I'm not sure what I find more amusing: the idea that Cott's Beverage company (fine purveyors of RC Cola) has their own brand of energy drink ("Throwdown"), or that it's been discounted to clear at my local Safeway.
It did get me thinking about the soft drink industry in general, though. Part of it ties back to a book I once read on subliminal advertising (either more prevalent or less subtle during the 70s). One of their arguments as to why companies would use such tactics was the simple cost of advertising. Let's use the following (completely fictitious) numbers, if you wouldn't mind:
It costs $20,000 to run an ad in a monthly magazine.
A can of cola costs 50¢ to produce, and sells for $1.
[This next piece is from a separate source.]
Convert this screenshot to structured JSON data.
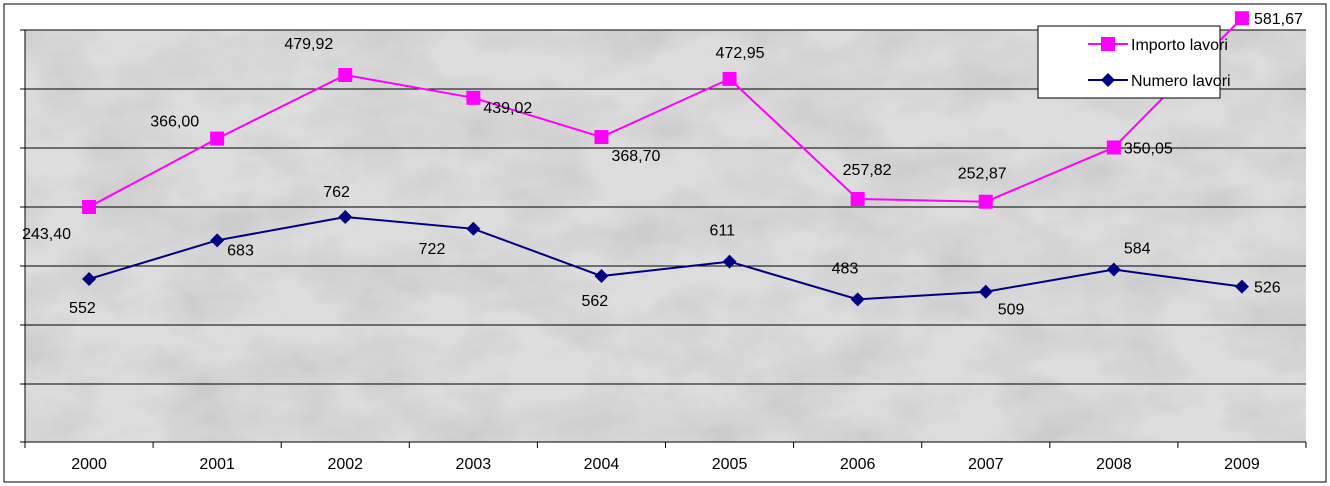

In that situation, in order for your advertisement to be profitable, it has to convince people to buy 40,000 cans of cola, and they have to be people who wouldn't have otherwise bought any.
Or is that the case?
Imagine, if you will, a month when both leading soft drink producers shut down their advertising departments completely. How much business would they lose? Some, to be sure, but likely a small amount compared to the millions they'd save on advertising. But now, imagine a month in which only one of those companies shut down their advertising. It would be a disaster.
And so, perhaps the ad wars are not a battle for profit, but a dance of survival. Oddly enough, in this scenario, the ads don't have to be particularly good, they just have to be there. Genuinely convincing material is just a bonus.
Perhaps, then, the cola war was actually a cold war. A continual stockpiling and sabre-rattling competition of brands.
Or, perhaps not. I'm writing after drinking three cans of expired third-rate energy drinks, after all, so perhaps we should just be grateful I'm just blathering about potential story ideas, and not talking about my convictions that Medicine Hat is ready for a lucha libre film festival.